第30話 鍵を継ぐ者
黒い兵器の前に立つミラの姿は、誰よりも小さく、そして誰よりも強かった。
球体は脈動を続け、時折、低い唸りのような音を響かせていた。それは、ただの金属ではなく、意思を持った生き物のように感じられた。
「……兵器は“封印”を拒んでる」
ミラの声は震えていた。
「でもね、心に届いたの。『選ばれた者の声でなければ眠らない』って」
カイが思わず叫ぶ。
「選ばれた者……って、お前のことか!?」
ミラは黙って兵器に触れた。するとまた、意識の奥底に映像が流れ込んでくる。
炎に包まれる都市、叫びながら逃げ惑う人々。その中に、彼女自身の姿もあった。
――いや、違う。未来の彼女。戦場に立つ戦士の姿。
レイがそっと彼女の肩に手を置いた。
「ミラ……見えたのか?」
「うん。これは……ただの兵器じゃない。旧人類が作った“記録”でもある。使えば世界を滅ぼす。
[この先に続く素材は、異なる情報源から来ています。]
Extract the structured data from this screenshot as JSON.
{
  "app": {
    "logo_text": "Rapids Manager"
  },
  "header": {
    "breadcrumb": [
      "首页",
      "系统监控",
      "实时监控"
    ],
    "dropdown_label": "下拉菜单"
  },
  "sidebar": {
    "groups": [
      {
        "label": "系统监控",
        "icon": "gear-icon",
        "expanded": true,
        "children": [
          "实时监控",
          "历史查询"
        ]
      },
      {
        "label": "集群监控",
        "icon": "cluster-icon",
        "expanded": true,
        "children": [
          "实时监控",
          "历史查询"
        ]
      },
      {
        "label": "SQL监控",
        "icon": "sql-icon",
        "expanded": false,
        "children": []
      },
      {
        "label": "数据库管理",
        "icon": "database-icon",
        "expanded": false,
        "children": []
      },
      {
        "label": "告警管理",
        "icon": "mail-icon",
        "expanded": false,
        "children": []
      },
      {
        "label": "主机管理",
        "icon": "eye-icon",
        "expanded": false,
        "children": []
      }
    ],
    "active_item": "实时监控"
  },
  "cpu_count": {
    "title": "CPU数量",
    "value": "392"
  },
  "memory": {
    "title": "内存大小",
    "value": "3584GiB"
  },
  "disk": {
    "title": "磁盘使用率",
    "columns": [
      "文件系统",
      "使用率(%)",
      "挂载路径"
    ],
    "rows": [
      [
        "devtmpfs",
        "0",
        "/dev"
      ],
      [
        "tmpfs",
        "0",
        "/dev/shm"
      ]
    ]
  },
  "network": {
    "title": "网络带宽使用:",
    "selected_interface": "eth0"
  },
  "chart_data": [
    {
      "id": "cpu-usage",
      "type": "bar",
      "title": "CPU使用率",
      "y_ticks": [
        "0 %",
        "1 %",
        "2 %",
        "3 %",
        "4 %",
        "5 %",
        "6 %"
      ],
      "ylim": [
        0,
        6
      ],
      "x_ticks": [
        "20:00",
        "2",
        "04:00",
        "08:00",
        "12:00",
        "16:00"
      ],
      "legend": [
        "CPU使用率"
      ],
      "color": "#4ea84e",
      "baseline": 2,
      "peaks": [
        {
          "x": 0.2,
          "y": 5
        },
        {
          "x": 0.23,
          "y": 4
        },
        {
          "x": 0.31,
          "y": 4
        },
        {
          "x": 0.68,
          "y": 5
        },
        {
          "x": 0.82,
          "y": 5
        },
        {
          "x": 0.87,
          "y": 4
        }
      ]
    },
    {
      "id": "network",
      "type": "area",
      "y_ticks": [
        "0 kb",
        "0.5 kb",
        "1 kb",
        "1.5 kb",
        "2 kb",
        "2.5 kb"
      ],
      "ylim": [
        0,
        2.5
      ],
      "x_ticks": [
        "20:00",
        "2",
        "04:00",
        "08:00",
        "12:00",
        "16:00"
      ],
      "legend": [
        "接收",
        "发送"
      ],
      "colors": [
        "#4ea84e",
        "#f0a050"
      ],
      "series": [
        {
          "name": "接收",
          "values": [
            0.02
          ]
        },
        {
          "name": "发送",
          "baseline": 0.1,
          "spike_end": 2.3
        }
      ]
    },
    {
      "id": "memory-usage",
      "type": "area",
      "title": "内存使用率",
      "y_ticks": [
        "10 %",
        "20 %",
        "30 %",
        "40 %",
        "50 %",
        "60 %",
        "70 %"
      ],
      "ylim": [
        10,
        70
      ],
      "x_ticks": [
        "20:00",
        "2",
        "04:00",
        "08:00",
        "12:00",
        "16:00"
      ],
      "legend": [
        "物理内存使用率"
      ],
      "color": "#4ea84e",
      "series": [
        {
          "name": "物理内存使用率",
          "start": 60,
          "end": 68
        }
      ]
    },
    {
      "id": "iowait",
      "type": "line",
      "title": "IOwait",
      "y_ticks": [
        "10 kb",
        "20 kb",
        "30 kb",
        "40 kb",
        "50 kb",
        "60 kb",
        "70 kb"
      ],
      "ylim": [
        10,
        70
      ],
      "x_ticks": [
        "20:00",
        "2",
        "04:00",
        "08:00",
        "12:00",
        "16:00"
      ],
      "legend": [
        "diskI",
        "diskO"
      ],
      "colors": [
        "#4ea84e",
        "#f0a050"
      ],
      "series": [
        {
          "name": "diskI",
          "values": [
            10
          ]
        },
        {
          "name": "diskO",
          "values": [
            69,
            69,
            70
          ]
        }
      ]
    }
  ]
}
でも、触れた者が未来を見て、道を選ぶこともできる……」
リザード将軍が低く唸った。
「つまり、この兵器を制御できるのは……お前しかいない、ということか」
その場にいた全員の視線がミラに集まった。
彼女は小さな拳をぎゅっと握りしめ、震えながらも言葉を返した。
「私は……封じるよ。もう誰にも使わせない。私の声で眠らせる」
その瞬間、兵器の脈動が少しずつ弱まっていった。黒い球体の表面に光の紋様が浮かび上がり、ゆっくりと閉ざされるように沈黙していく。
「……本当に、止まったのか?」
カイが息を呑む。
ミラは汗に濡れた額を拭いながら、力なく微笑んだ。
「完全にじゃない。でも……しばらくは大丈夫。次に開くときは、私じゃなく、未来の誰かが決める」
――その言葉に、誰もが言い返せなかった。
大人たちがどう決めようと、この兵器の運命を握っているのは、もはやミラという「次世代」だったからだ。
レイは彼女を見つめ、心の奥で誓った。
俺たちは守らねばならない。この小さな背中を。この未来を。